Somewhere in the twelve weeks of the creative program I'm following (from the book « The Artist's Way: A Spiritual Path to Higher Creativity »), the author asks us, as an artist, to avoid reading anything during a whole week. It appeared to make sense and I did just that. It was not easy. I turned off my RSS feeds, put away my bed shelf novel and the three or four books I always keep at arm reach and tried it. I was amazed at how much time I had on my hands and I found myself being much more productive during that week. Whenever I felt like just lying down and reading a good book, I found myself in dismay as I had to do something else. Most of the time I grabbed my guitar and scratch a few chords just to kill off time, or I got my hand on some pen and paper to draw or write. What was amazing was that I found it much easier during this week to get work done on my Flash game and other duties. I also cooked a lot. Over all, a pretty busy week.
Fast forward to just recently, the answers to my question about my gaming habits became clear: I WAS spending too much time playing. Yes, I like playing and it is helpful to me as a game designer, but I had to keep some kind of balance. I was playing games mostly out of escapism and fear of duty so I had to do something about it. And that something was radical: no games for a week. While I thought not reading for a week was hard, I found it much more difficult not to play... And much more productive. Believe me, I never played that much guitar in my life as during that week! I also worked on a new game and the graphics progressed at an amazing speed.

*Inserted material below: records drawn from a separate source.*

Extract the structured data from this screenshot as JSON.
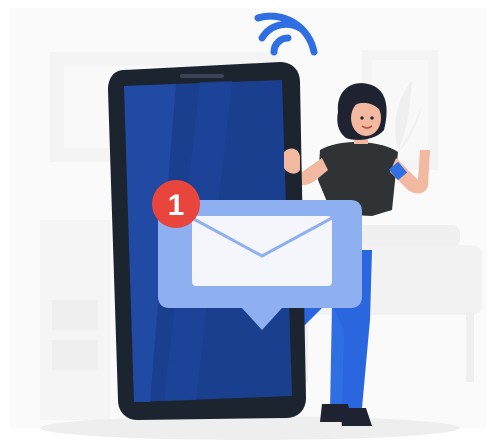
{
  "illustration": {
    "notification_badge": {
      "count": "1"
    }
  },
  "colors": {
    "phone_body": "#1b3f8f",
    "phone_frame": "#1c2430",
    "accent_blue": "#2f6fe3",
    "light_blue_panel": "#8fb0f0",
    "badge_red": "#e8453c",
    "envelope_white": "#f4f6fb",
    "background_gray": "#ececec",
    "shirt": "#2f3336",
    "skin": "#f2b8a0",
    "hair": "#1f2230"
  }
}
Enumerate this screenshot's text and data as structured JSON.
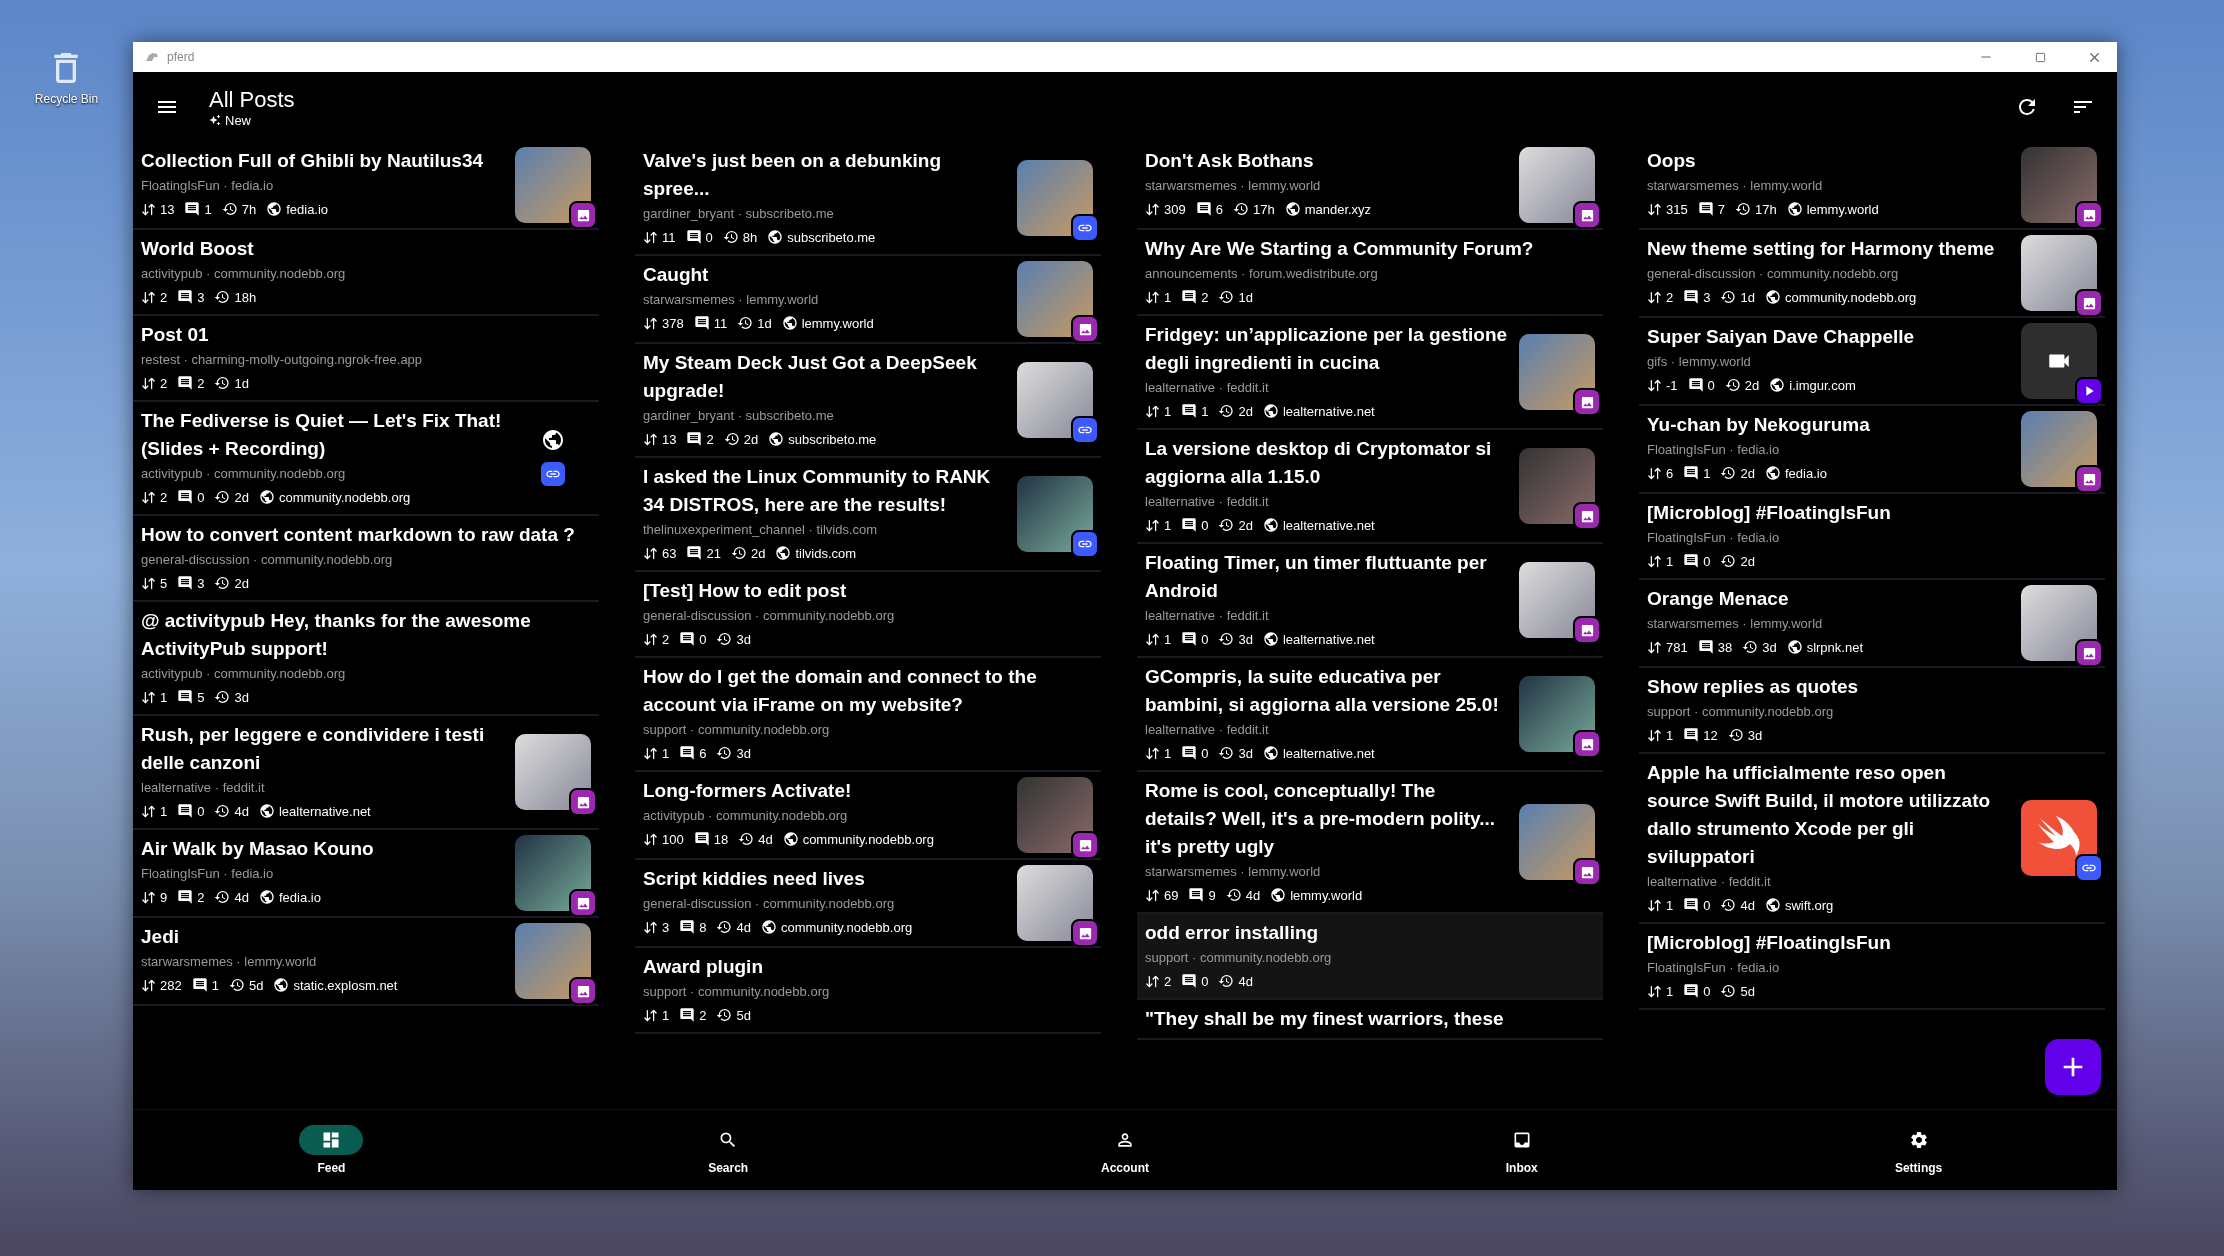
{
  "desktop": {
    "icons": [
      {
        "label": "Recycle Bin"
      }
    ]
  },
  "window": {
    "title": "pferd"
  },
  "header": {
    "title": "All Posts",
    "subtitle": "New"
  },
  "columns": [
    {
      "posts": [
        {
          "title": "Collection Full of Ghibli by Nautilus34",
          "meta": "FloatingIsFun · fedia.io",
          "score": "13",
          "comments": "1",
          "age": "7h",
          "domain": "fedia.io",
          "kind": "image",
          "highlighted": false
        },
        {
          "title": "World Boost",
          "meta": "activitypub · community.nodebb.org",
          "score": "2",
          "comments": "3",
          "age": "18h",
          "kind": "text",
          "highlighted": false
        },
        {
          "title": "Post 01",
          "meta": "restest · charming-molly-outgoing.ngrok-free.app",
          "score": "2",
          "comments": "2",
          "age": "1d",
          "kind": "text",
          "highlighted": false
        },
        {
          "title": "The Fediverse is Quiet — Let's Fix That! (Slides + Recording)",
          "meta": "activitypub · community.nodebb.org",
          "score": "2",
          "comments": "0",
          "age": "2d",
          "domain": "community.nodebb.org",
          "kind": "link_globe",
          "highlighted": false
        },
        {
          "title": "How to convert content markdown to raw data ?",
          "meta": "general-discussion · community.nodebb.org",
          "score": "5",
          "comments": "3",
          "age": "2d",
          "kind": "text",
          "highlighted": false
        },
        {
          "title": "@ activitypub  Hey, thanks for the awesome ActivityPub support!",
          "meta": "activitypub · community.nodebb.org",
          "score": "1",
          "comments": "5",
          "age": "3d",
          "kind": "text",
          "highlighted": false
        },
        {
          "title": "Rush, per leggere e condividere i testi delle canzoni",
          "meta": "lealternative · feddit.it",
          "score": "1",
          "comments": "0",
          "age": "4d",
          "domain": "lealternative.net",
          "kind": "image",
          "highlighted": false
        },
        {
          "title": "Air Walk by Masao Kouno",
          "meta": "FloatingIsFun · fedia.io",
          "score": "9",
          "comments": "2",
          "age": "4d",
          "domain": "fedia.io",
          "kind": "image",
          "highlighted": false
        },
        {
          "title": "Jedi",
          "meta": "starwarsmemes · lemmy.world",
          "score": "282",
          "comments": "1",
          "age": "5d",
          "domain": "static.explosm.net",
          "kind": "image",
          "highlighted": false
        }
      ]
    },
    {
      "posts": [
        {
          "title": "Valve's just been on a debunking spree...",
          "meta": "gardiner_bryant · subscribeto.me",
          "score": "11",
          "comments": "0",
          "age": "8h",
          "domain": "subscribeto.me",
          "kind": "link",
          "highlighted": false
        },
        {
          "title": "Caught",
          "meta": "starwarsmemes · lemmy.world",
          "score": "378",
          "comments": "11",
          "age": "1d",
          "domain": "lemmy.world",
          "kind": "image",
          "highlighted": false
        },
        {
          "title": "My Steam Deck Just Got a DeepSeek upgrade!",
          "meta": "gardiner_bryant · subscribeto.me",
          "score": "13",
          "comments": "2",
          "age": "2d",
          "domain": "subscribeto.me",
          "kind": "link",
          "highlighted": false
        },
        {
          "title": "I asked the Linux Community to RANK 34 DISTROS, here are the results!",
          "meta": "thelinuxexperiment_channel · tilvids.com",
          "score": "63",
          "comments": "21",
          "age": "2d",
          "domain": "tilvids.com",
          "kind": "link",
          "highlighted": false
        },
        {
          "title": "[Test] How to edit post",
          "meta": "general-discussion · community.nodebb.org",
          "score": "2",
          "comments": "0",
          "age": "3d",
          "kind": "text",
          "highlighted": false
        },
        {
          "title": "How do I get the domain and connect to the account via iFrame on my website?",
          "meta": "support · community.nodebb.org",
          "score": "1",
          "comments": "6",
          "age": "3d",
          "kind": "text",
          "highlighted": false
        },
        {
          "title": "Long-formers Activate!",
          "meta": "activitypub · community.nodebb.org",
          "score": "100",
          "comments": "18",
          "age": "4d",
          "domain": "community.nodebb.org",
          "kind": "image",
          "highlighted": false
        },
        {
          "title": "Script kiddies need lives",
          "meta": "general-discussion · community.nodebb.org",
          "score": "3",
          "comments": "8",
          "age": "4d",
          "domain": "community.nodebb.org",
          "kind": "image",
          "highlighted": false
        },
        {
          "title": "Award  plugin",
          "meta": "support · community.nodebb.org",
          "score": "1",
          "comments": "2",
          "age": "5d",
          "kind": "text",
          "highlighted": false
        }
      ]
    },
    {
      "posts": [
        {
          "title": "Don't Ask Bothans",
          "meta": "starwarsmemes · lemmy.world",
          "score": "309",
          "comments": "6",
          "age": "17h",
          "domain": "mander.xyz",
          "kind": "image",
          "highlighted": false
        },
        {
          "title": "Why Are We Starting a Community Forum?",
          "meta": "announcements · forum.wedistribute.org",
          "score": "1",
          "comments": "2",
          "age": "1d",
          "kind": "text",
          "highlighted": false
        },
        {
          "title": "Fridgey: un’applicazione per la gestione degli ingredienti in cucina",
          "meta": "lealternative · feddit.it",
          "score": "1",
          "comments": "1",
          "age": "2d",
          "domain": "lealternative.net",
          "kind": "image",
          "highlighted": false
        },
        {
          "title": "La versione desktop di Cryptomator si aggiorna alla 1.15.0",
          "meta": "lealternative · feddit.it",
          "score": "1",
          "comments": "0",
          "age": "2d",
          "domain": "lealternative.net",
          "kind": "image",
          "highlighted": false
        },
        {
          "title": "Floating Timer, un timer fluttuante per Android",
          "meta": "lealternative · feddit.it",
          "score": "1",
          "comments": "0",
          "age": "3d",
          "domain": "lealternative.net",
          "kind": "image",
          "highlighted": false
        },
        {
          "title": "GCompris, la suite educativa per bambini, si aggiorna alla versione 25.0!",
          "meta": "lealternative · feddit.it",
          "score": "1",
          "comments": "0",
          "age": "3d",
          "domain": "lealternative.net",
          "kind": "image",
          "highlighted": false
        },
        {
          "title": "Rome is cool, conceptually! The details? Well, it's a pre-modern polity... it's pretty ugly",
          "meta": "starwarsmemes · lemmy.world",
          "score": "69",
          "comments": "9",
          "age": "4d",
          "domain": "lemmy.world",
          "kind": "image",
          "highlighted": false
        },
        {
          "title": "odd error installing",
          "meta": "support · community.nodebb.org",
          "score": "2",
          "comments": "0",
          "age": "4d",
          "kind": "text",
          "highlighted": true
        },
        {
          "title": "\"They shall be my finest warriors, these",
          "kind": "text",
          "highlighted": false
        }
      ]
    },
    {
      "posts": [
        {
          "title": "Oops",
          "meta": "starwarsmemes · lemmy.world",
          "score": "315",
          "comments": "7",
          "age": "17h",
          "domain": "lemmy.world",
          "kind": "image",
          "highlighted": false
        },
        {
          "title": "New theme setting for Harmony theme",
          "meta": "general-discussion · community.nodebb.org",
          "score": "2",
          "comments": "3",
          "age": "1d",
          "domain": "community.nodebb.org",
          "kind": "image",
          "highlighted": false
        },
        {
          "title": "Super Saiyan Dave Chappelle",
          "meta": "gifs · lemmy.world",
          "score": "-1",
          "comments": "0",
          "age": "2d",
          "domain": "i.imgur.com",
          "kind": "video",
          "highlighted": false
        },
        {
          "title": "Yu-chan by Nekoguruma",
          "meta": "FloatingIsFun · fedia.io",
          "score": "6",
          "comments": "1",
          "age": "2d",
          "domain": "fedia.io",
          "kind": "image",
          "highlighted": false
        },
        {
          "title": "[Microblog] #FloatingIsFun",
          "meta": "FloatingIsFun · fedia.io",
          "score": "1",
          "comments": "0",
          "age": "2d",
          "kind": "text",
          "highlighted": false
        },
        {
          "title": "Orange Menace",
          "meta": "starwarsmemes · lemmy.world",
          "score": "781",
          "comments": "38",
          "age": "3d",
          "domain": "slrpnk.net",
          "kind": "image",
          "highlighted": false
        },
        {
          "title": "Show replies as quotes",
          "meta": "support · community.nodebb.org",
          "score": "1",
          "comments": "12",
          "age": "3d",
          "kind": "text",
          "highlighted": false
        },
        {
          "title": "Apple ha ufficialmente reso open source Swift Build, il motore utilizzato dallo strumento Xcode per gli sviluppatori",
          "meta": "lealternative · feddit.it",
          "score": "1",
          "comments": "0",
          "age": "4d",
          "domain": "swift.org",
          "kind": "logo_link",
          "highlighted": false
        },
        {
          "title": "[Microblog] #FloatingIsFun",
          "meta": "FloatingIsFun · fedia.io",
          "score": "1",
          "comments": "0",
          "age": "5d",
          "kind": "text",
          "highlighted": false
        }
      ]
    }
  ],
  "nav": [
    {
      "label": "Feed",
      "selected": true
    },
    {
      "label": "Search",
      "selected": false
    },
    {
      "label": "Account",
      "selected": false
    },
    {
      "label": "Inbox",
      "selected": false
    },
    {
      "label": "Settings",
      "selected": false
    }
  ]
}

Most interestingly, I felt some kind of switch in my feelings. When I play a lot of games, I often put aside more important duties and feel pathetic for “the time lost”, but, while I kinda missed playing during that week, I felt an immense satisfaction at everything I was accomplishing. Overall, this was very empowering, so much that I'm considering doing this again in the futur (thought it won't be any easier than it was, maybe even more difficult). In the end, I realized I'm a “game addict”. My gaming habits are life long and I'll keep playing my whole life, but as someone who seeks out accomplishment and creative freedom, this experiment was very eye opening.